Mamma, perchè mi uccidi? In aumento i casi di figlicidi. I più famosi li ricordiamo bene, a cui si aggiunge il recente che riguarda la piccola Elena, uccisa dalla mamma. Ed ogni volta restiamo sbigottiti da simili atti violenti, proprio perchè innaturali.
Tante le domande, una su tutte: “Che cosa scatta nella testa di una madre che compie un gesto di questo tipo?”
Cerchiamo di capirlo. Quando i genitori si sentono proprietari della prole, a volte si crea una distorsione per cui il figlio diventa “una proprietà”.
E talvolta, questi nostri piccoli, diventano oggetti, cose da spartirsi, o armi di vendetta da usare. Diverso è l’infanticidio, che è pur sempre un delitto, ma dove l’affettività è meno importante, rispetto ad un figlio più grande con cui si ha un vissuto, un attaccamento maggiore.
Come il caso della piccola Elena, uccisa proprio dalla donna che l’aveva messa al mondo. L’ultima immagine, della piccola che si fionda tra le braccia della mamma, avvinghiandosi con tutte le forze, denota la ricerca di amore, e la certezza di potersi fidare di lei.
Poi, ecco il tradimento della fiducia, vigliacco, imperdonabile, innaturale.
Quando la minaccia arriva proprio dai genitori, coloro che sono i custodi primi dei figli, c’è da fermarsi e chiedersi perchè proprio chi ti ha generato ti uccide.
Al di là delle motivazioni apparenti ed intrinseche, che ogni caso le rappresenta in modo diverso, c’è da considerare sotto il profilo prettamente psiconeurologico che in questi ultimi due anni si è notato un aumento ponderale di aggressività tra le persone, e di un sistema di connessioni neuronali che è stato duramente provato, proprio dal terribile periodo di pandemia.
Due anni in cui siamo stati, chi più, chi meno, tutti sotto pressione e spaventati da qualcosa che non si conosceva, accompagnato dal frastuono dei media che hanno aumentato l’eco del terrore, creando forte insicurezza, e caos.
Non dimentichiamo che l’essere umano vive di sicurezze, ha necessità di stare in uno spazio, una dimensione in cui sentirsi protetto.
Se viene a mancare questo, tutto il “Sistema” del nostro cervello ne subisce le conseguenze. Attiva la modalità di “difesa- attacco e fuga” e agisce di conseguenza.
Si tratta di una giovane mamma, forse ancora acerba come genitore, ed in un tessuto sociale forse non sufficientemente tutelante.
Non parlerei di follia, perchè il raptus prevede altre modalità, parlerei di disconnessione dei sistemi prefrontali, quelli che regolano le capacità di gestione della vita. Probabile che, per vari motivi, siano stati disconnessi, e quindi, anche uccidere la propria prole diventa una modalità correlata ai “sistemi di sopravvivenza”.

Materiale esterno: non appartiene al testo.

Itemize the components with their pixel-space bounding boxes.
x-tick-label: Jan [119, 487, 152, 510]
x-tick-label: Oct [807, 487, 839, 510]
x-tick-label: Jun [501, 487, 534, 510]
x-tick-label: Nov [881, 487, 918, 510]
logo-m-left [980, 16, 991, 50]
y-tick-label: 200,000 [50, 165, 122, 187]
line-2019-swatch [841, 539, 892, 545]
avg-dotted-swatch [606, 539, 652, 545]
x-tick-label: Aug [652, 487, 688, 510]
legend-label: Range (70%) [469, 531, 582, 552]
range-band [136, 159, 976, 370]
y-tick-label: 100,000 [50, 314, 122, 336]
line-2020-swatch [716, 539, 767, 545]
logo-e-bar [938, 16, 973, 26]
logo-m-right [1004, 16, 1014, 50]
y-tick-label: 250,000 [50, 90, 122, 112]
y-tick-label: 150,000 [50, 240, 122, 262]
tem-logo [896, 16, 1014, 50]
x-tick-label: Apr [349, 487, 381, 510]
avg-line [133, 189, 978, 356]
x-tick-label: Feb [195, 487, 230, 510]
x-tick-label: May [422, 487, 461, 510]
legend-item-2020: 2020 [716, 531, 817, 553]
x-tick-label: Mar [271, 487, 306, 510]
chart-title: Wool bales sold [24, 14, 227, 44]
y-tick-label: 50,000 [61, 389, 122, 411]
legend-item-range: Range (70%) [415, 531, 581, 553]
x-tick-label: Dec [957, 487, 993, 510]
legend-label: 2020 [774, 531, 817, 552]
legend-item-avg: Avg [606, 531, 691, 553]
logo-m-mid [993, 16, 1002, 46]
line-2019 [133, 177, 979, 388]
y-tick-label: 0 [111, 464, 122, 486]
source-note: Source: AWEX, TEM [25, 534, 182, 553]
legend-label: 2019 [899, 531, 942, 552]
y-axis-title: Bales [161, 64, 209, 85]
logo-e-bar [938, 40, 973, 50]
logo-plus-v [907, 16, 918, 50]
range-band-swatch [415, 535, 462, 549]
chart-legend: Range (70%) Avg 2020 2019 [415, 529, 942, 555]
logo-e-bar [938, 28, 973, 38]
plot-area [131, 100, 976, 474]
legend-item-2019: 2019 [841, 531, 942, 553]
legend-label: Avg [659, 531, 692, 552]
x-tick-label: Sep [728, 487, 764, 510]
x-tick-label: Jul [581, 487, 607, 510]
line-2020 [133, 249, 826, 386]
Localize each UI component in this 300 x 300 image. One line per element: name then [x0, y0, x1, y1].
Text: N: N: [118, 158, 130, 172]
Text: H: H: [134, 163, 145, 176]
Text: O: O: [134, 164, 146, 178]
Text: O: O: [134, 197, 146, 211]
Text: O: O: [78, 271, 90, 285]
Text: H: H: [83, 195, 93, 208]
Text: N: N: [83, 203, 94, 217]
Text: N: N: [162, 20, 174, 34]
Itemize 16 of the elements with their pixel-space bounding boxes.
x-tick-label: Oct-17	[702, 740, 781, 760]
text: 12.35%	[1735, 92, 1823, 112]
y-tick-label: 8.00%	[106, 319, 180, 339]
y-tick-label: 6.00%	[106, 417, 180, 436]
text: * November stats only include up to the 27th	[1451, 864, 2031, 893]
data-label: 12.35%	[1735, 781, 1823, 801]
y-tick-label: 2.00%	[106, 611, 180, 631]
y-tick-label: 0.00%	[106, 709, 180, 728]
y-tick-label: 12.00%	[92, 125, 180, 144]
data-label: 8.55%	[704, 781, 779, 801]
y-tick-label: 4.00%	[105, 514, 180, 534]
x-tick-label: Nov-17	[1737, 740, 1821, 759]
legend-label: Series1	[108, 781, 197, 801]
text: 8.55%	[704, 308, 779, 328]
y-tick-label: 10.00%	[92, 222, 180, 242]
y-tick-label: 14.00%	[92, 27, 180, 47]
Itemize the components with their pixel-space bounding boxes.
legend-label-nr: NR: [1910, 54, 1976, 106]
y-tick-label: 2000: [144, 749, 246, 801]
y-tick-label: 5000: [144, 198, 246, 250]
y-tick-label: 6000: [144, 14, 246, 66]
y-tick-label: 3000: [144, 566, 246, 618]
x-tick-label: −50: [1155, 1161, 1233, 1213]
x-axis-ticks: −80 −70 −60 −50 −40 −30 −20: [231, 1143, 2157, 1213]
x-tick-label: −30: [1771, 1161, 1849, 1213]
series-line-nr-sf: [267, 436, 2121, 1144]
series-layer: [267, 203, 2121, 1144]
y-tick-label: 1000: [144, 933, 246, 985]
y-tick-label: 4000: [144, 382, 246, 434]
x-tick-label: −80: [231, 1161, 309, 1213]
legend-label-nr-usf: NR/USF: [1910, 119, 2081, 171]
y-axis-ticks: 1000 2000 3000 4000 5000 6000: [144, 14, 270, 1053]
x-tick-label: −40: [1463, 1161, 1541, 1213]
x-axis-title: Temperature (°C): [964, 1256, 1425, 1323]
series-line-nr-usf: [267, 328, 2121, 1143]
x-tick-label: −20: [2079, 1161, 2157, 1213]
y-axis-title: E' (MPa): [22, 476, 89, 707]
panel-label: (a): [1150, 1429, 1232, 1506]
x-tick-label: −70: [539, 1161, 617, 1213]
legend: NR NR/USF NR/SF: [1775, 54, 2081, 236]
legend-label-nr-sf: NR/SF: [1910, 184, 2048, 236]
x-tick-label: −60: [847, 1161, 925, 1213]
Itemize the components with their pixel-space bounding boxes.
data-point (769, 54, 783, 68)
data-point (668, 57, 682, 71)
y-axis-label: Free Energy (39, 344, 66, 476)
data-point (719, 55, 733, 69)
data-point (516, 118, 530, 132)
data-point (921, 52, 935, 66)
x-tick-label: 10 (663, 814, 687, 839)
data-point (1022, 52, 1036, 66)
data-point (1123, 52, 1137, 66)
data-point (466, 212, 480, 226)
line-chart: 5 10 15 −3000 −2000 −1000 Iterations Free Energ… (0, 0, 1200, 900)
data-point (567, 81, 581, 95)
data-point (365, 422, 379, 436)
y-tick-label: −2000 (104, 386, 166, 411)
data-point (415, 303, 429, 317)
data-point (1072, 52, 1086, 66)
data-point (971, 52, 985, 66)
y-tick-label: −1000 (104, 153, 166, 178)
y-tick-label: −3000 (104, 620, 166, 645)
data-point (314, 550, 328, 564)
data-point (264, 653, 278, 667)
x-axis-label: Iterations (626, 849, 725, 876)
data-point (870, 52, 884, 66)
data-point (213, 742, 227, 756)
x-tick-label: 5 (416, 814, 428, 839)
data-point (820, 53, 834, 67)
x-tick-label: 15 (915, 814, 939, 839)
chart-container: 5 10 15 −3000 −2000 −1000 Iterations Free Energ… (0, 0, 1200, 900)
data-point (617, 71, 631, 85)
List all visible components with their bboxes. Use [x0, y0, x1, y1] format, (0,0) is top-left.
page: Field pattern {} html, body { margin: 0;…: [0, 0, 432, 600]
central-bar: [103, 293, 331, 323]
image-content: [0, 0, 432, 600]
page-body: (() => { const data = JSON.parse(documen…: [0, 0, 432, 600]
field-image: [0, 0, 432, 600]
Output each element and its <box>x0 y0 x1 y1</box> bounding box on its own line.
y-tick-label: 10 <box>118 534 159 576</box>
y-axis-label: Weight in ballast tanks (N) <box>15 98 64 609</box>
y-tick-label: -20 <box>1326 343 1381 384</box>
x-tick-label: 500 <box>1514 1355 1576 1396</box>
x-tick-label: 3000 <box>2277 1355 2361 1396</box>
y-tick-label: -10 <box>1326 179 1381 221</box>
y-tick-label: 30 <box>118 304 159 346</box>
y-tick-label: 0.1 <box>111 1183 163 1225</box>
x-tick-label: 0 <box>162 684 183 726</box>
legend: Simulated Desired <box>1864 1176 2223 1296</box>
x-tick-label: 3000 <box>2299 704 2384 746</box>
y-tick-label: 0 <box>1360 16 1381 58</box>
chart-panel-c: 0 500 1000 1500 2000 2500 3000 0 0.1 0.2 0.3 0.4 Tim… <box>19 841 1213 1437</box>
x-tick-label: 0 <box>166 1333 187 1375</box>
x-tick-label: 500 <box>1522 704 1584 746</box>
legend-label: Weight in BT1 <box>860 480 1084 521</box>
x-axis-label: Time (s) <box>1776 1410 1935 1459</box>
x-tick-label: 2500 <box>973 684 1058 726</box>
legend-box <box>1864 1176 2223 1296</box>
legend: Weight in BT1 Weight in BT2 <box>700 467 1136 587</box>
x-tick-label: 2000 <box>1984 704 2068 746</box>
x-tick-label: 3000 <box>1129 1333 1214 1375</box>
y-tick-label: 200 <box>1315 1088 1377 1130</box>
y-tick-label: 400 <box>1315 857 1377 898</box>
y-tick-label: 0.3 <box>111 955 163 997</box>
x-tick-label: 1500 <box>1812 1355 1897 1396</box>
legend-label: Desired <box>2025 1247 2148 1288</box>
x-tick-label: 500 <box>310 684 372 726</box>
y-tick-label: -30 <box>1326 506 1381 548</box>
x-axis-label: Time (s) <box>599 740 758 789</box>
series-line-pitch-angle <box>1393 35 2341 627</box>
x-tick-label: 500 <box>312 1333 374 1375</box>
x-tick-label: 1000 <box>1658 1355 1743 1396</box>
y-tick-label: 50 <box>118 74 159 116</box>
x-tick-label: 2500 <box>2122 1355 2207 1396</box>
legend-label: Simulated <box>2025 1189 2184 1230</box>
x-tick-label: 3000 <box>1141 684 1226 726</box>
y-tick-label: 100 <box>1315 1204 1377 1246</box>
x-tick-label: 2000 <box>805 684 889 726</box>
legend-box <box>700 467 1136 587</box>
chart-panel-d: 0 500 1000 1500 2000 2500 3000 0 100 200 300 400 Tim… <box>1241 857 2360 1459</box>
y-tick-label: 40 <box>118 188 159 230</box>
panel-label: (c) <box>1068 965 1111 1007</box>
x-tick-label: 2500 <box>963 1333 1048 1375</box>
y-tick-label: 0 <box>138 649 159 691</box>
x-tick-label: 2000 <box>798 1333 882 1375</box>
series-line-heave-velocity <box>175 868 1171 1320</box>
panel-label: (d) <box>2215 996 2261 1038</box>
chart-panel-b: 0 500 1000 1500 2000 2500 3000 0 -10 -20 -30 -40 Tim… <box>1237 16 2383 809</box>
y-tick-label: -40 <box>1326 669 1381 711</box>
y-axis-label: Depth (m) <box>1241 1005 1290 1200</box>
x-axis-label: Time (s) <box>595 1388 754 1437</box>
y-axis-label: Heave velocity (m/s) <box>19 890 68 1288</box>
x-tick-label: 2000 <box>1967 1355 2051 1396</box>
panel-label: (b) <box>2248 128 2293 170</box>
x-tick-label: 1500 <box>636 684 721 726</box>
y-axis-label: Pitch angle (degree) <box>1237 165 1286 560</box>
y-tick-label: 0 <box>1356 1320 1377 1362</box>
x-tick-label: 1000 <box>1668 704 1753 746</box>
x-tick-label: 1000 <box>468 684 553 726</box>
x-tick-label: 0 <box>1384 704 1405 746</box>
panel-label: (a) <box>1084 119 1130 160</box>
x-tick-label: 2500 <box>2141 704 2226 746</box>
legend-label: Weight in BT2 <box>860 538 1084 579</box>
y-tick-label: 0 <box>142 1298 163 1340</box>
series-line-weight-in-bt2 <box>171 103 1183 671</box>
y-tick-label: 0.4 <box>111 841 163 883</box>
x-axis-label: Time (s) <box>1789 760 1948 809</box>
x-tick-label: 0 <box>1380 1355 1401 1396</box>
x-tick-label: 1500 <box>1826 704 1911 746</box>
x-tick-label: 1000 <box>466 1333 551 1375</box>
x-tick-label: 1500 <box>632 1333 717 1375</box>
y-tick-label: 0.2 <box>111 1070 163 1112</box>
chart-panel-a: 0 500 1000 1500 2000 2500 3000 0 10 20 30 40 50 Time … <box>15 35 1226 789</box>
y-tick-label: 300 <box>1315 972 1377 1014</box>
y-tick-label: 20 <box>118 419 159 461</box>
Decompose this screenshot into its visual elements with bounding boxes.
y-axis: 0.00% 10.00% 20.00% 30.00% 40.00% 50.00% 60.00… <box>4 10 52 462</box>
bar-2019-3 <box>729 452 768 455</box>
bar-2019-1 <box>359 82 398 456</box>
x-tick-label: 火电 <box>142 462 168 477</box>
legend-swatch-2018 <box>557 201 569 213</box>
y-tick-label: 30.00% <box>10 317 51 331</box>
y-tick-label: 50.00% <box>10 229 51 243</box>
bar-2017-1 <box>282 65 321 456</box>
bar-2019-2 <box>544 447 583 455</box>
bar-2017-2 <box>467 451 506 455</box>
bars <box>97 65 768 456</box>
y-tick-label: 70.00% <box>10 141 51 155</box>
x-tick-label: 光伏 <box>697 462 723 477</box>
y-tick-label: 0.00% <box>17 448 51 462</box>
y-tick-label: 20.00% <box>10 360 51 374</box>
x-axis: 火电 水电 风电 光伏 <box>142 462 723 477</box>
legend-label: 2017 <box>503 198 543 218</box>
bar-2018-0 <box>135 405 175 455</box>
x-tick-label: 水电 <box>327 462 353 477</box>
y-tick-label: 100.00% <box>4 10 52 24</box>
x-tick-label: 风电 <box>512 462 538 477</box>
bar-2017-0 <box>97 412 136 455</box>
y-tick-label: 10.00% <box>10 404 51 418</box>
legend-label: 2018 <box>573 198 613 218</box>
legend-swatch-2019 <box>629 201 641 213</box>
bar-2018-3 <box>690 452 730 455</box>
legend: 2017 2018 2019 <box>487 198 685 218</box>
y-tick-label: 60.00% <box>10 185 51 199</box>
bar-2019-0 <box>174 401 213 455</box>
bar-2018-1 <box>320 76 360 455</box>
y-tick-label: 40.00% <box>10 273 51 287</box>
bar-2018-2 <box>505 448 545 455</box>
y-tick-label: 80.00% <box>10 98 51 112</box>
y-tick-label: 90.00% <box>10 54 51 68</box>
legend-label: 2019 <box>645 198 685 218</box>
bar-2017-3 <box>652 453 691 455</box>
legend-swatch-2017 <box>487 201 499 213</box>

Un sistema complesso quello del nostro sistema cervello, ma se si comprende il suo funzionamento, si può arrivare a capire tante vicende che ci appaiono incredibili, nel vero senso del termine.
Un piccolo accenno: il nostro sistema cervello può essere definito Trino (cognizione orami antica in letteratura scientifica, ma ancora degna di considerazione): si divide in Corteccia, la parte più esterna, in cui ha sede la regione Prefrontale, che è quella che regola i nostri comportamenti relazionali e sociali, l’Encefalo, diviso in due grandi aree ( rettiliano e mediano).
Cosa accade quando, a causa di eventi traumatici o lunghi periodi di insicurezza? Accade che la regione prefrontale disconnette, e anarchicamente permette l’entrata in funzione di un sistema di sopravvivenza. Se, in questa fase si viene a determinare che anche il proprio figlio sia un pericolo, o limite, o danno a se stessi, ecco che si può arrivare ad esplosioni psicotiche che portano ad eliminarlo.
Credo serva pensare seriamente come arginare questo profondo senso di insicurezza che ormai sembra aver preso sempre più campo. Occorre usare toni meno catastrofici, e allarmistici, e tornare a dare un senso di protezione sociale, di tutela che serve a tutti.
Senza questa azione, che lo ripeto, è urgente, sarà una discesa libera verso l’esasperazione e la perdita di controllo, con le conseguenze che , ahimè, anche noi psicoterapeuti vediamo ogni giorno.
Dai figlicidi, ai femminicidi, tragedie che si potrebbero prevenire con maggiori attenzioni, maggiore ascolto e tutele.